In a whirlwind of bureaucratic upheaval, the U.S. Department of Justice saw the termination of over $811 million in grants, with a significant role played by a key figure from Elon Musk’s Department of Government Efficiency (DOGE). The controversial cuts, targeting a broad array of programs, included funding for initiatives long championed by the Trump administration—ranging from support for crime victims to aid for law enforcement.

The person at the center of the turmoil? Tarak Makecha, a former Tesla employee, who was reportedly responsible for drafting the DOJ’s spreadsheet that outlined the 365 targeted grants. While his list made its way to the desks of shocked grantees, department managers were left in the dark about the cuts until they were already in motion.

Sources familiar with the process revealed that Makecha, without consulting the Justice Department’s Office of Justice Programs (OJP)—its largest grant-making arm—questioned staff about grant procedures, creating confusion among both department officials and grantees. Some programs learned of their fates only through termination letters, as the department failed to communicate with those directly impacted.

Despite the chaos, a White House official clarified that all of Makecha’s actions were in line with DOJ leadership’s approval. While Attorney General Pam Bondi defended the cuts as a means of redirecting resources towards President Trump’s law enforcement and crime-related priorities, the decision sparked backlash. Some of the axed grants were precisely aligned with those goals, leading to quick reversals after public outcry.
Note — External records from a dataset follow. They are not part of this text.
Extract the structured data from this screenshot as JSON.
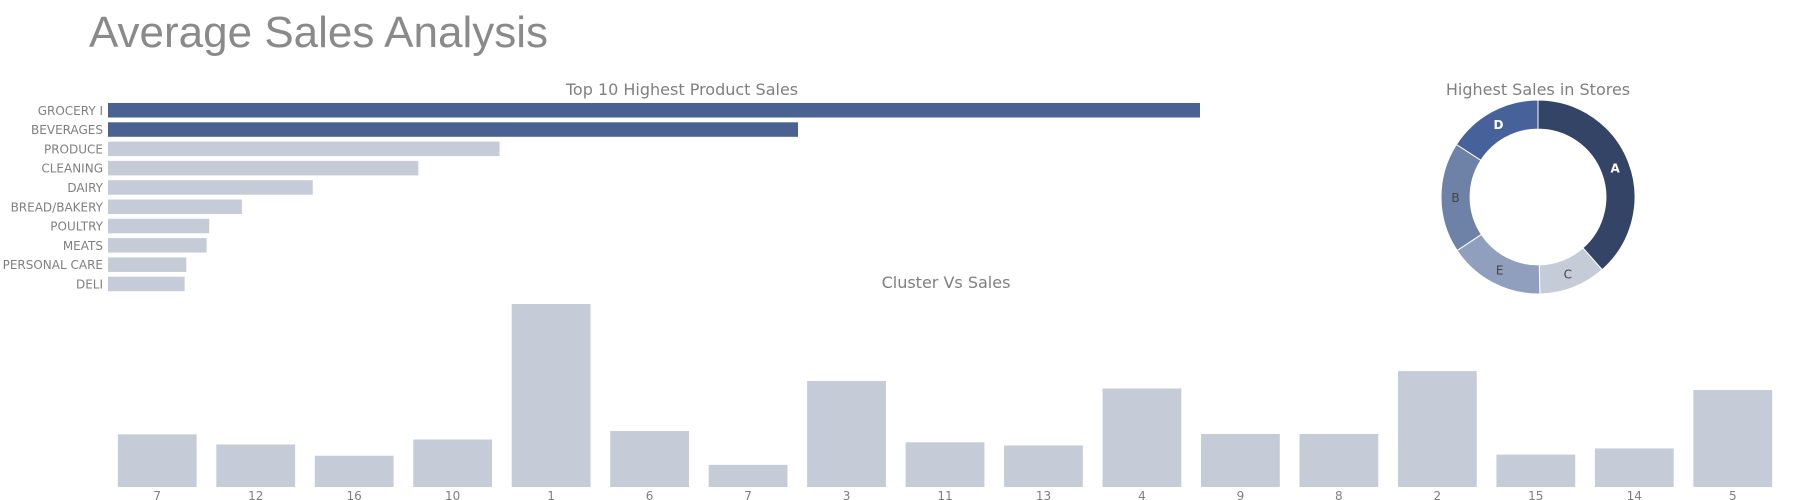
{
  "page": {
    "title": "Average Sales Analysis"
  },
  "chart_data": [
    {
      "type": "bar",
      "orientation": "horizontal",
      "title": "Top 10 Highest Product Sales",
      "categories": [
        "GROCERY I",
        "BEVERAGES",
        "PRODUCE",
        "CLEANING",
        "DAIRY",
        "BREAD/BAKERY",
        "POULTRY",
        "MEATS",
        "PERSONAL CARE",
        "DELI"
      ],
      "values": [
        3776,
        2386,
        1354,
        1073,
        708,
        463,
        350,
        341,
        271,
        265
      ],
      "xlim": [
        0,
        4000
      ],
      "colors": [
        "#4a6291",
        "#4a6291",
        "#c5cbd7",
        "#c5cbd7",
        "#c5cbd7",
        "#c5cbd7",
        "#c5cbd7",
        "#c5cbd7",
        "#c5cbd7",
        "#c5cbd7"
      ]
    },
    {
      "type": "pie",
      "hole": 0.7,
      "title": "Highest Sales in Stores",
      "labels": [
        "A",
        "C",
        "E",
        "B",
        "D"
      ],
      "values": [
        38.5,
        11.2,
        16.0,
        18.4,
        15.9
      ],
      "colors": [
        "#334466",
        "#c5cbd7",
        "#8f9fbd",
        "#6e82a8",
        "#47619a"
      ],
      "label_colors": [
        "#ffffff",
        "#444444",
        "#444444",
        "#444444",
        "#ffffff"
      ],
      "direction": "clockwise",
      "start": "top"
    },
    {
      "type": "bar",
      "orientation": "vertical",
      "title": "Cluster Vs Sales",
      "categories": [
        "7",
        "12",
        "16",
        "10",
        "1",
        "6",
        "7",
        "3",
        "11",
        "13",
        "4",
        "9",
        "8",
        "2",
        "15",
        "14",
        "5"
      ],
      "values": [
        266,
        215,
        158,
        240,
        925,
        283,
        112,
        536,
        226,
        210,
        498,
        268,
        268,
        586,
        164,
        195,
        490
      ],
      "ylim": [
        0,
        925
      ],
      "color": "#c5cbd7"
    }
  ]
}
Among the cuts were funds to support the National Policing Institute’s work with rural police departments, as well as a domestic violence shelter program focused on providing pet-friendly services. Affected grantees, such as Braeley Hammeke of Rice County’s Child Advocacy Center, expressed confusion and dismay over the sudden loss of funding. With a population of just 10,000, the center had already seen 28 referrals for child abuse cases, leaving Hammeke questioning the alignment of the cuts with public safety priorities.
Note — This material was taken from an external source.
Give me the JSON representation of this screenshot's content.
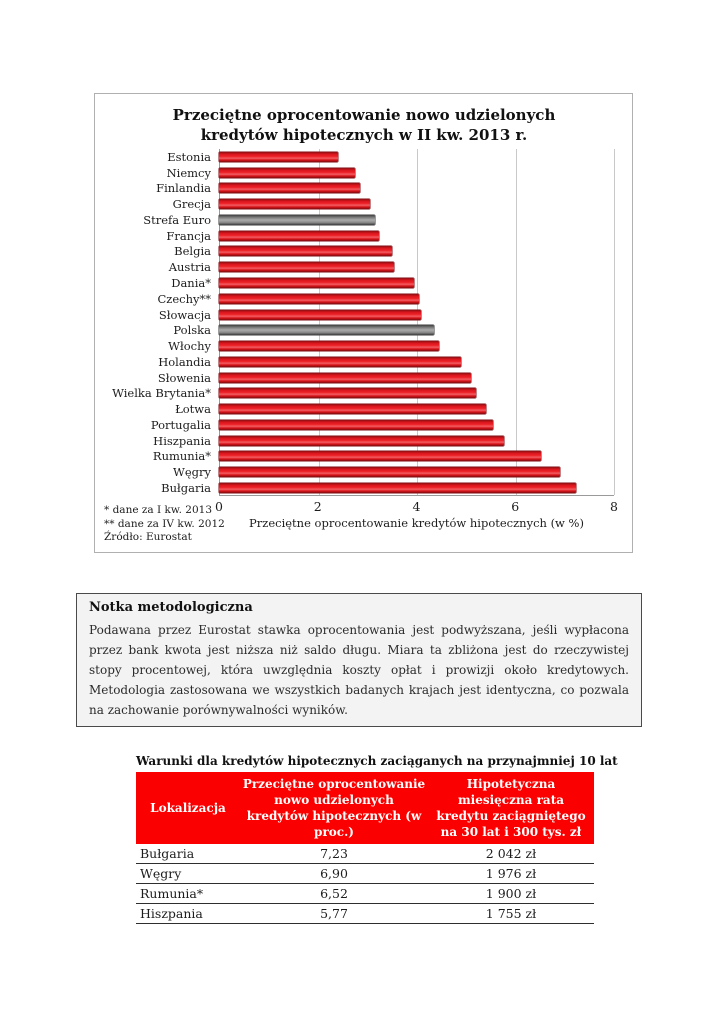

Additional cuts targeted vital roles like an officer embedded in the district attorney’s office in Union County, Oregon, who had been investigating cold cases tied to fentanyl overdoses. District Attorney Kelsie Davis McDaniel noted the loss of crucial funding, which had been a lifeline for addressing drug-related crimes.
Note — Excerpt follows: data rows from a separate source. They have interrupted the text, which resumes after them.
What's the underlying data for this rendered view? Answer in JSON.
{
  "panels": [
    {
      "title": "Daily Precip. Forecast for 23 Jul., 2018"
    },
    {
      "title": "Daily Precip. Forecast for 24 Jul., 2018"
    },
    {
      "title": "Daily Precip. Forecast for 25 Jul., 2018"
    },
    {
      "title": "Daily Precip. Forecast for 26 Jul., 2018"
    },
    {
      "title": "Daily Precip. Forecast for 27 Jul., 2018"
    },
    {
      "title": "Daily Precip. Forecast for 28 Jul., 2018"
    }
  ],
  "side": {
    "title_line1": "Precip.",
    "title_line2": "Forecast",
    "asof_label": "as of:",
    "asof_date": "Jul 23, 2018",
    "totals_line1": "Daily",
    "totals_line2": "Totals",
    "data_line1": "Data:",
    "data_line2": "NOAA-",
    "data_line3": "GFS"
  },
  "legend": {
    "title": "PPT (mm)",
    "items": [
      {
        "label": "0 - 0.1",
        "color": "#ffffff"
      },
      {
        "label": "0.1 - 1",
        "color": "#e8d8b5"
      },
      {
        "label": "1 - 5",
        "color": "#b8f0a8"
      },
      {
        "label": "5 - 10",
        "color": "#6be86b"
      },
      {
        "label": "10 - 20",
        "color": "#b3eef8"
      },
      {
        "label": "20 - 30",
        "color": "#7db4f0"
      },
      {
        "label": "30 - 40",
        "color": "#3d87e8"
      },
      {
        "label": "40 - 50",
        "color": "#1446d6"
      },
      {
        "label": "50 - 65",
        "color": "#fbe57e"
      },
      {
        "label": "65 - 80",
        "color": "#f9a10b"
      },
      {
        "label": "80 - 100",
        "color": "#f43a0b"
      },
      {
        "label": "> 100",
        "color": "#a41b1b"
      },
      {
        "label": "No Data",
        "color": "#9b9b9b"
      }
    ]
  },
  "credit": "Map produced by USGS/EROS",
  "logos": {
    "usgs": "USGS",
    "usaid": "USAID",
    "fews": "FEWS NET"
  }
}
As grantees scrambled to navigate the fallout, DOJ employees found themselves fielding a surge of calls, some from panicked organizations forced to lay off staff. A scripted response was provided for those dealing with confrontational inquiries.

The aftermath saw a shift, as the DOJ’s Office on Community Oriented Policing Services opened new grant applications—though not without controversy. Among the eligibility requirements: local governments enforcing COVID-19 vaccine mandates, promoting gender ideology, or failing to protect public monuments from vandalism would be excluded.

The fallout from these sweeping cuts continues to reverberate through communities, highlighting the often-disruptive impact of government efficiency measures—especially when they involve the swift cancellation of funding for programs that many viewed as essential to local safety and justice.